The great majority of EPTC patients are from countries other than Georgia. Distance plays an important role in their decision whether to receive the treatment on-site in Tbilisi or to order phages remotely and to administer them according to EPTC doctors’ recommendations received through their telemedicine service. On one hand, telemedicine makes phage therapy accessible to a wider community; on the other hand, it has its own shortcomings. Among such limitations are difficulties in following up every single case and every single therapy course. Even those patients who physically visited EPTC and underwent full therapy courses on-site were discharged with recommendations, the fulfillment of which is hard to track. Of course, this is the reason behind the main shortcoming of this work—the absence of detailed information about antimicrobial treatments that these patients had received before and, in some cases, after phage therapy courses.
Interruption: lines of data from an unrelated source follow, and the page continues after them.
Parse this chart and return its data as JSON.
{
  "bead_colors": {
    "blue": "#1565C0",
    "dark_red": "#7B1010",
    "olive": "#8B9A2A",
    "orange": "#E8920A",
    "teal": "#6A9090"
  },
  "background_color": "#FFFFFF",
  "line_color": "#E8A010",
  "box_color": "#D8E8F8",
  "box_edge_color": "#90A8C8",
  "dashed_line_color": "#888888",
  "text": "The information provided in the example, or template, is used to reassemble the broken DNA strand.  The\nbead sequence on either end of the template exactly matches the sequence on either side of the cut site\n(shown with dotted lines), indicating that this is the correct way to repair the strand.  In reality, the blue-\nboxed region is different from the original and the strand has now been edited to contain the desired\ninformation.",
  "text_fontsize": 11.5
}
These circumstances do not allow us to regard this paper as a classical case report. However, we believe that by such a preliminary screening of persisting bacterial strains, we will lay a foundation for more in-depth studies of phage resistance in clinic. To verify our assumption that bacterial populations adapt different strategies for resisting phages, we plan to further study bacterial strains and custom phages targeting them. We hope that by closely examining their genomes, we will be able to pinpoint the exact mechanisms enabling these strains to withstand phages in cases when persisting bacterial population seems to be unchanged, as well as when predominant strains take over each other. To elucidate the different or similar mechanisms behind these two presumably distinct strategies of phage resistance development, we plan to further study these strains. PFGE is a convenient and cost-effective method for preliminary genetic screening of a pool of strains, but for drawing any conclusions about the mechanisms of adaptation, whole genome sequencing is required. In particular, if we consider the fact that strain’s persistence properties can be determined even by single nucleotide polymorphisms [22].

While phages do have some pharmacological limitations and their production is still hindered by regulatory obstacles, they are undeniably considered an alternative to failing antibiotics and phage production for mass consumption is anticipated [26,27]. However, offering custom phages to patients is diverting this field more towards individualized medicine, which, globally, is still a goal rather than an achievement, especially considering the ever-growing data on the human microbiome [28]. Therefore, the question that the authors of this article want to bring to the public’s attention is whether phage therapy should even go another step ahead by adjusting phage treatment strategies according to each patient’s very specific conditions, such as the composition, diversity and adaptation potential of their bacterial populations. It is clear that mass production of readily available predefined phage preparations will favor accessibility to phages. However, if individualized approach is prioritized, the field might benefit greatly by incorporating a possible management plan for eventual events of phage resistance.